Investigators suggested that the practice of insurance redlining could be manifesting itself via ACA health exchanges.
A new investigation into healthcare availability across the United States suggested that strategic decisions enacted by insurers could contribute to markets with higher racial or ethnic minority populations having systematically fewer participating insurers and a higher prevalence of local physicians not included in coverage networks.
Investigators suggested the findings called for examination of potential insurance redlining within Affordable Care Act (ACA) marketplaces.
In recent years, the issue of structural racism has become more widely considered as an important social risk factor and an impactful to poor health outcomes in historically marginalized communities.
Recent research indicated that those living in historically disadvantaged areas across the country experience continual effects of discriminatory practices such as redlining.
Investigators suggested that the practice of insurance redlining could be manifesting itself via ACA health exchanges, thus warranting critical examination into whether current strategic considerations perpetuate structural inequities.
The team, led by Sebastian Linde, PhD, of the Medical College of Wisconsin, examined 2 hypothesis, including a significant negative association between county-level proportion of non-Hispanic Black individuals and insurer market participation and a significant negative association between the proportion of non-Hispanic Black individuals and the inclusion of local physicians in insurance networks at the census tract level.
Linde and colleagues combined data from a variety of sources to construct 2 analysis samples, the first of which came from the Health Insurance Exchange Compare Public Use Files from the HIX Compare Individual Market database for 2014.
Through these samples, investigators identified insurers’ county-level market participation in 34 states within the ACA marketplace, which were combined with county-level demographic data via the County Health Rankings Project.
The final study featured a total of 2270 counties. The mean age of 23% of the population of featured counties was 18 years and younger, and a mean of 11% of the population had non-Hispanic Black race and ethnicity.
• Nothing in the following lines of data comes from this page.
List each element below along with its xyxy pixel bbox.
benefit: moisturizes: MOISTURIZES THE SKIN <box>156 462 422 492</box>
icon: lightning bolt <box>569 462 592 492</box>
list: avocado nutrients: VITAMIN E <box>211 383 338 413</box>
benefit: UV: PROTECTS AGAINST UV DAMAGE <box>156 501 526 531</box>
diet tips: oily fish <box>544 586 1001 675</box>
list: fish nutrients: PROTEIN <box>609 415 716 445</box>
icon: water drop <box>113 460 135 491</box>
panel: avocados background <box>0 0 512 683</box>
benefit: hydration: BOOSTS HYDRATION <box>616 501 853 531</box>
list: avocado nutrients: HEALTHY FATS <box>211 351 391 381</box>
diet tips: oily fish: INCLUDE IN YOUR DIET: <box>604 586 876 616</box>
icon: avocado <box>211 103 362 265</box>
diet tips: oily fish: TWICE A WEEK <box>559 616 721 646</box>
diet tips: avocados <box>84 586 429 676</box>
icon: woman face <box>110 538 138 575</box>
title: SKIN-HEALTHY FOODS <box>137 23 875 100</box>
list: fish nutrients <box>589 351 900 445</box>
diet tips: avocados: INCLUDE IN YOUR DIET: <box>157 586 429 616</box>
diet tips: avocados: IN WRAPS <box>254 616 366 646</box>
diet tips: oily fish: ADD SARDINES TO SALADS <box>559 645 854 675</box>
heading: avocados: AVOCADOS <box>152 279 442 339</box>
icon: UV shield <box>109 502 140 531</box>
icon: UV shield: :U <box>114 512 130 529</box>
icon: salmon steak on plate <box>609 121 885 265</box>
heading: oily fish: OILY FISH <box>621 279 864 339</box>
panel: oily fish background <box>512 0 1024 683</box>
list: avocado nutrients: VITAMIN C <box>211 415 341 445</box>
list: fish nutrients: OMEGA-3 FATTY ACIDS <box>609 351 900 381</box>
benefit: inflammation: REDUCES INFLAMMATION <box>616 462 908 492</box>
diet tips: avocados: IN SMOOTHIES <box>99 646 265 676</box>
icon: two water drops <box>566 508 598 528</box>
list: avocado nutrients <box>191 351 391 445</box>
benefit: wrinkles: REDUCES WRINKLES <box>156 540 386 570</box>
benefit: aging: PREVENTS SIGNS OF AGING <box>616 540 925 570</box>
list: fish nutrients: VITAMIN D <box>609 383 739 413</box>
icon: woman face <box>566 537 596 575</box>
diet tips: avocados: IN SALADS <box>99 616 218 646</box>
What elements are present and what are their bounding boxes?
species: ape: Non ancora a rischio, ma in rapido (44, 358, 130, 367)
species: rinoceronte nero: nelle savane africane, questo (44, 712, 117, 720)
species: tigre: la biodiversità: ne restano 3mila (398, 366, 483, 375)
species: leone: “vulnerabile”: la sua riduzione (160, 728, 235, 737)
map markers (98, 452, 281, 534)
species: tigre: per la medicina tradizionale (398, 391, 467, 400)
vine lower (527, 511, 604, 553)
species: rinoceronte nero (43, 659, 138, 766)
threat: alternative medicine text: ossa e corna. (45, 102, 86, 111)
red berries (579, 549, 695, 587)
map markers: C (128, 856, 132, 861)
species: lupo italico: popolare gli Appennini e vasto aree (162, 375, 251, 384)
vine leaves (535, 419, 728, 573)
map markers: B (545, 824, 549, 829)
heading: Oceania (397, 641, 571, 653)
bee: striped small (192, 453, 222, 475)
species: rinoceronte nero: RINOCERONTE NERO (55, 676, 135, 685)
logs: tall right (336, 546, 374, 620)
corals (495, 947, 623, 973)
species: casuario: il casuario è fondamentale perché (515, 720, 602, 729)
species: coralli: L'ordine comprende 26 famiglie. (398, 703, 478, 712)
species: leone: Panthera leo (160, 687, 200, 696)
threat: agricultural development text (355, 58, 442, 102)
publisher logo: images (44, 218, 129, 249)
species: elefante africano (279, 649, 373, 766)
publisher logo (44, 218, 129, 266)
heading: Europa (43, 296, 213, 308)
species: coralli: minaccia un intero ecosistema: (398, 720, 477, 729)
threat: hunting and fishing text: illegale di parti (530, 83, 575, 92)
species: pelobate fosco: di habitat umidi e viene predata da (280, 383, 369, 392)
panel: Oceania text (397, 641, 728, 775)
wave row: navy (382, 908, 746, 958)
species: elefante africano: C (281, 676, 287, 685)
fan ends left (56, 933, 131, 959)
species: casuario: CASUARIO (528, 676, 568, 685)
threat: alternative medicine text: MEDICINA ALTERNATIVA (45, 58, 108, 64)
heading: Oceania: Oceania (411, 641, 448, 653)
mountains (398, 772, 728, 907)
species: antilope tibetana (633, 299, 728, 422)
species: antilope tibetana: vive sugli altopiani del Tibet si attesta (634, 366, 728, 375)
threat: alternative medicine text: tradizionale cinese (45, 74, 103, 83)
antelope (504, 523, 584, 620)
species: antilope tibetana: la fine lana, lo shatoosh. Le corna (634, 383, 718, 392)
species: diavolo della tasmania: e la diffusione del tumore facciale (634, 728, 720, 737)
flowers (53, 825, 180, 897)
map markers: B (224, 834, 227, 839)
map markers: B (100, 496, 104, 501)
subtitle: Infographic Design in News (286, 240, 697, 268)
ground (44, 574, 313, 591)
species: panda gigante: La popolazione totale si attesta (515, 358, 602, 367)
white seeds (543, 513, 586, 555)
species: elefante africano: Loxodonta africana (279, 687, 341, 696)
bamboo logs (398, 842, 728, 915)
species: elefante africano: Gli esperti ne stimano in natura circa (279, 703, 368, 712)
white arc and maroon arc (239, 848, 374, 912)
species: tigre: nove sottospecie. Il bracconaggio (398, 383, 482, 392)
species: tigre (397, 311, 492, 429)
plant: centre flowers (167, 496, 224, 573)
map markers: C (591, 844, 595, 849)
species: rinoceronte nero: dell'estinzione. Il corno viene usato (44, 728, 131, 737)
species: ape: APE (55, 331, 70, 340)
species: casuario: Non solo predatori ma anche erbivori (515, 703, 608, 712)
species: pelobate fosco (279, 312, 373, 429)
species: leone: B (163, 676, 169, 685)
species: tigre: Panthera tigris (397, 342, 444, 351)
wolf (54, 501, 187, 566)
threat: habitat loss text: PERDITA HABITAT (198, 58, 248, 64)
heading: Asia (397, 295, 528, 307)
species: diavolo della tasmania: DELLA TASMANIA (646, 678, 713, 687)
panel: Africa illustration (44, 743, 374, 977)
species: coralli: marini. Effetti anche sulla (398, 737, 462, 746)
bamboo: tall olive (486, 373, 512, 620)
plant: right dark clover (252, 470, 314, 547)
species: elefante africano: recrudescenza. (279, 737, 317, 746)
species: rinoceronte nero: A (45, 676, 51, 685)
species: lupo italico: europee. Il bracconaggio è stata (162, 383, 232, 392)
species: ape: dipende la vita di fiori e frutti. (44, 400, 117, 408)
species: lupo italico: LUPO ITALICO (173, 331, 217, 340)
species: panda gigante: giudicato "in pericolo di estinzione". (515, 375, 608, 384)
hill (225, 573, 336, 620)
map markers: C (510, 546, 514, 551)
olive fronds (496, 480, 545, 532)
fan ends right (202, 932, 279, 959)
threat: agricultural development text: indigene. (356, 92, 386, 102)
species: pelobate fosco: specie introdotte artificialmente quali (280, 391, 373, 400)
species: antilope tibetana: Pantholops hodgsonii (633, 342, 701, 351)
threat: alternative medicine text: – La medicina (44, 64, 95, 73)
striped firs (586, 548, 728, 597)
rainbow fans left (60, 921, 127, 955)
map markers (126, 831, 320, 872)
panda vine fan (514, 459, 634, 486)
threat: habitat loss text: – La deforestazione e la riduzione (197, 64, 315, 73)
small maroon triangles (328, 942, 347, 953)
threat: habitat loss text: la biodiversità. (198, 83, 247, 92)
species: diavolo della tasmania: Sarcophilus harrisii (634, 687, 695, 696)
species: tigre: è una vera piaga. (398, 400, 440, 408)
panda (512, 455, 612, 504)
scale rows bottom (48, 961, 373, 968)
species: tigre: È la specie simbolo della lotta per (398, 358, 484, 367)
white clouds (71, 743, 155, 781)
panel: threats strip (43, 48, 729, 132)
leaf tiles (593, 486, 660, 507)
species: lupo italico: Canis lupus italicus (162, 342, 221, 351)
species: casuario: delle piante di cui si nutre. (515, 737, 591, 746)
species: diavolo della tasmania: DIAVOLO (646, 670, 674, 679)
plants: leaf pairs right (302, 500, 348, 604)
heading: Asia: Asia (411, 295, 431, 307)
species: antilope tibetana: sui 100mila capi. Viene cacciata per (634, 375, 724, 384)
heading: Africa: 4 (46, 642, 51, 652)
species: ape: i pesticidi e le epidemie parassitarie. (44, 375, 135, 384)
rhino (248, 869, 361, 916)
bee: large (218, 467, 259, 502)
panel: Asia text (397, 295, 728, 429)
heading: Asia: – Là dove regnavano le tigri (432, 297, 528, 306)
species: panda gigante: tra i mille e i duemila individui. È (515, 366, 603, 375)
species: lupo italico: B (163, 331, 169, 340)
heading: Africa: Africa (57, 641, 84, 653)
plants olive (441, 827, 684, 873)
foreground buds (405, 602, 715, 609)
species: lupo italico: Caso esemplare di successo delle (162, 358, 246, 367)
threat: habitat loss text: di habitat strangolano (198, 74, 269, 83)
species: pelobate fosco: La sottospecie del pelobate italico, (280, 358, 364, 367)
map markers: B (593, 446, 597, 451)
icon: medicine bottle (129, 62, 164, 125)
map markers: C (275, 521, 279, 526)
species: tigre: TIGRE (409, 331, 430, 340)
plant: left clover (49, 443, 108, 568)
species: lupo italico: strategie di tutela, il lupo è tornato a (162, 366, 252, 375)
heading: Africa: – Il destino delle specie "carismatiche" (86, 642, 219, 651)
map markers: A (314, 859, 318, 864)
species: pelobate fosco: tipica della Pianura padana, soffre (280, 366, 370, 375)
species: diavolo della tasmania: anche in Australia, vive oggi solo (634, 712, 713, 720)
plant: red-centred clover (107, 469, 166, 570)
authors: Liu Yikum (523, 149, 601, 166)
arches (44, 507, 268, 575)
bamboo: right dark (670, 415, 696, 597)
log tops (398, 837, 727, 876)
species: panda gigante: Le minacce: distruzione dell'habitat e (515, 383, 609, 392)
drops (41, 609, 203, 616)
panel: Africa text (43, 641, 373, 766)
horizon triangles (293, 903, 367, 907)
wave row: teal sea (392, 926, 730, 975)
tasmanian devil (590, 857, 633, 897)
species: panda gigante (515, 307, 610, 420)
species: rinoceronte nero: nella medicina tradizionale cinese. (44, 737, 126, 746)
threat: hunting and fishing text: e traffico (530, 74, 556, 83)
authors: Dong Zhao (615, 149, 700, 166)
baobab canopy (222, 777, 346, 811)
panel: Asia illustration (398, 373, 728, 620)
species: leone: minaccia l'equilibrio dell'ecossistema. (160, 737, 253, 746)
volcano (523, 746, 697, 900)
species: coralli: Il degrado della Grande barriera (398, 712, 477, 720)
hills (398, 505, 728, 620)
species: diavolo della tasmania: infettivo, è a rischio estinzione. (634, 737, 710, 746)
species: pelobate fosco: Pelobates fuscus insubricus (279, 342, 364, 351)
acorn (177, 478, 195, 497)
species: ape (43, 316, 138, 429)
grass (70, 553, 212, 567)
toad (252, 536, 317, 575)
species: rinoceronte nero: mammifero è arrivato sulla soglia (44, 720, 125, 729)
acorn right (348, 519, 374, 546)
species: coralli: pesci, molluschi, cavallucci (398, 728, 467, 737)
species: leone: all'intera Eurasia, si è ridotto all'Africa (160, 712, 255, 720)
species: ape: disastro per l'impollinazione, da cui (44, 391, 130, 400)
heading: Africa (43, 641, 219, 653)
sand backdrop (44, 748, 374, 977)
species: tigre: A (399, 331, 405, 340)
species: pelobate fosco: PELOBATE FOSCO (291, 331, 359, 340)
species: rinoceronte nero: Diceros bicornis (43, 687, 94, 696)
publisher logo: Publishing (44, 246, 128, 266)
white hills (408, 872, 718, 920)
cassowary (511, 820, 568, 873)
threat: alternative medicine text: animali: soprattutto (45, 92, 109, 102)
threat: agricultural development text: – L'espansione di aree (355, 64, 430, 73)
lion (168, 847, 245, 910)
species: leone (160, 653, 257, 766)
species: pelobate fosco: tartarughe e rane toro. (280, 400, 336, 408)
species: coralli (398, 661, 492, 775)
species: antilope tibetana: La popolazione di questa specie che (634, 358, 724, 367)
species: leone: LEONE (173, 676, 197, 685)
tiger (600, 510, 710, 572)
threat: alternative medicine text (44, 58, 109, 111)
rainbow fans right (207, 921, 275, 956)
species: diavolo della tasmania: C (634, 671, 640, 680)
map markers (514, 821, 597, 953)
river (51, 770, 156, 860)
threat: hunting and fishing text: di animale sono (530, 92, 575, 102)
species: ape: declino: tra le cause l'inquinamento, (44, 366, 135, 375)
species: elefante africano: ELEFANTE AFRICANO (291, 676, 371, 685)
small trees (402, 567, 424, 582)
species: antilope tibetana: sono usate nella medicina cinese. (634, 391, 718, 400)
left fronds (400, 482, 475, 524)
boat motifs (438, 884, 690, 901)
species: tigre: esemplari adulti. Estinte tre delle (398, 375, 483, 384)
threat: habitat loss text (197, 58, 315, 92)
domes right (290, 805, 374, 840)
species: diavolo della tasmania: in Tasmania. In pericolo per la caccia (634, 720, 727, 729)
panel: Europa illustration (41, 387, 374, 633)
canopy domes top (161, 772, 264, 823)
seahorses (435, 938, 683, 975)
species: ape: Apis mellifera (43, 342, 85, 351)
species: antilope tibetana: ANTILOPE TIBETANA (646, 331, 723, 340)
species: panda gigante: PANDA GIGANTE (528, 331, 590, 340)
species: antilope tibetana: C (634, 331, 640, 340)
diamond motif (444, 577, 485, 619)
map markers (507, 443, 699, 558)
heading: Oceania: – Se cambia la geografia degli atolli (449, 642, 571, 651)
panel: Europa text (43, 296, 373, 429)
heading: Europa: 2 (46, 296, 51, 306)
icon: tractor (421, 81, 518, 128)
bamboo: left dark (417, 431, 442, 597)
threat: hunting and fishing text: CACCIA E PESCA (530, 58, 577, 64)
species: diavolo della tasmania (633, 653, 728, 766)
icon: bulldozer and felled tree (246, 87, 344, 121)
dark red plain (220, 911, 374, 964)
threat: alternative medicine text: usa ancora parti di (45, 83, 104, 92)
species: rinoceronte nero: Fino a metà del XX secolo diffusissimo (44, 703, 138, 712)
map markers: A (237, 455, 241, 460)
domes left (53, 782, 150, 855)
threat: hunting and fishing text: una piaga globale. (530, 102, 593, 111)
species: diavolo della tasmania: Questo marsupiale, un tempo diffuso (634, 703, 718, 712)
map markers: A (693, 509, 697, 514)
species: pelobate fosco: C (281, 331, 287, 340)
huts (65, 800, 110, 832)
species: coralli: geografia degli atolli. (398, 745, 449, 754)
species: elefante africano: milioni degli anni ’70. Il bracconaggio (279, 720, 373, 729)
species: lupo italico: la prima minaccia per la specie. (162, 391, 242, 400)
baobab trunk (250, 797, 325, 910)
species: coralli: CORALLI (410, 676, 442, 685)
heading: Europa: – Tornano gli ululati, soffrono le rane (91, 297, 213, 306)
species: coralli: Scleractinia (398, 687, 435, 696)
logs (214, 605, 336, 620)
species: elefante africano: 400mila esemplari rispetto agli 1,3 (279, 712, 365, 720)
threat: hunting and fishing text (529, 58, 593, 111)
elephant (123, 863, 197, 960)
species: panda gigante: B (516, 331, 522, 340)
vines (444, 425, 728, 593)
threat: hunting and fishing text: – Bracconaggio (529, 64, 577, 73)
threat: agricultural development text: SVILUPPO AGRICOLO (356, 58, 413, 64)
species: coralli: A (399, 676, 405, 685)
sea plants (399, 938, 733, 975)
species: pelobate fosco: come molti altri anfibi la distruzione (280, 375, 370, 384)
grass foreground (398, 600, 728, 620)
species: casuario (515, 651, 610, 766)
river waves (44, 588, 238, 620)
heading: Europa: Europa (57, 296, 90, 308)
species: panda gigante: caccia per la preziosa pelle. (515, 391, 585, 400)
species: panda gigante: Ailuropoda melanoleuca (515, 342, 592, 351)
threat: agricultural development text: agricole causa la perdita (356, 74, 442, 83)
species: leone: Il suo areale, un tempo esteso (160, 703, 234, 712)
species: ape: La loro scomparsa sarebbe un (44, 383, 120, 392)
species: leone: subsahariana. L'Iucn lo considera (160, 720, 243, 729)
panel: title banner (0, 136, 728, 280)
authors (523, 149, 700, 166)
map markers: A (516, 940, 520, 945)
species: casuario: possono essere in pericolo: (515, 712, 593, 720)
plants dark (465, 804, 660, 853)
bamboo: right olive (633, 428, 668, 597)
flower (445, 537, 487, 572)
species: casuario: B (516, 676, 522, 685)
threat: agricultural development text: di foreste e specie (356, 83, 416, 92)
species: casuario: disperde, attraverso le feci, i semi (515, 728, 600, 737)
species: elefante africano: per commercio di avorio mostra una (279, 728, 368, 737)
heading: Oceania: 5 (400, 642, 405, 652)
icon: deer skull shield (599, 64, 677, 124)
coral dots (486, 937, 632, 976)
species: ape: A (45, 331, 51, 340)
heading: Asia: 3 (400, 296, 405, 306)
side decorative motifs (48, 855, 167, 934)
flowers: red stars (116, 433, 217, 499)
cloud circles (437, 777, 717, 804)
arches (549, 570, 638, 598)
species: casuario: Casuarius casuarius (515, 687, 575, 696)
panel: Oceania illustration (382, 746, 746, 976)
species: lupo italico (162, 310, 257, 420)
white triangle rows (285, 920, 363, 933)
Meanwhile, the second data set featured census tract data from the US Census Burea and public health data from the US Centers for Disease Control and Prevention PLACES databases.
From there, available data were linked with plan-specific data from the Leonard Davis Institute national database of physician networks in 2014.
Investigators examined 16,006 – 25,096 census tracts, and observed that a 1-SD increase in the county non-Hispanic Black population was associated with a 14.1% reduction in the number of insurers (P<.001).
Additionally, a 1-SD increase in the non-Hispanic Black population was associated with a 2.3% reduction in available insurers (P=.04).
Meanwhile, a 1-SD increase in the non-Hispanic Black population was associated with a 15.8% (marginal effect size, −0.32 [0.01]) (P < .001) to 24.7% (marginal effect size, −0.14 [0.02]) (P < .001) reduction in the physicians’ network participation depending on their specialty for practitioners network breadth inclusion.
Adjusting for additional state fixed effects resulted in estimates of 6% (marginal effect size, −0.08 [0.01]) (P < .001) to 13.5% (marginal effect size, −0.12 [0.02]) (P < .001) reductions in practitioner network participation.
“Our findings suggest that strategic decisions by insurers may contribute toward markets with larger racial and ethnic minority populations, and specifically high percentages of non-Hispanic Black residents, having systematically fewer participating insurers and physicians with lower network inclusion,” the team wrote.
The study, "Association of County Race and Ethnicity Characteristics With Number of Insurance Carriers and Insurance Network Breadth," was published online in JAMA Network Open.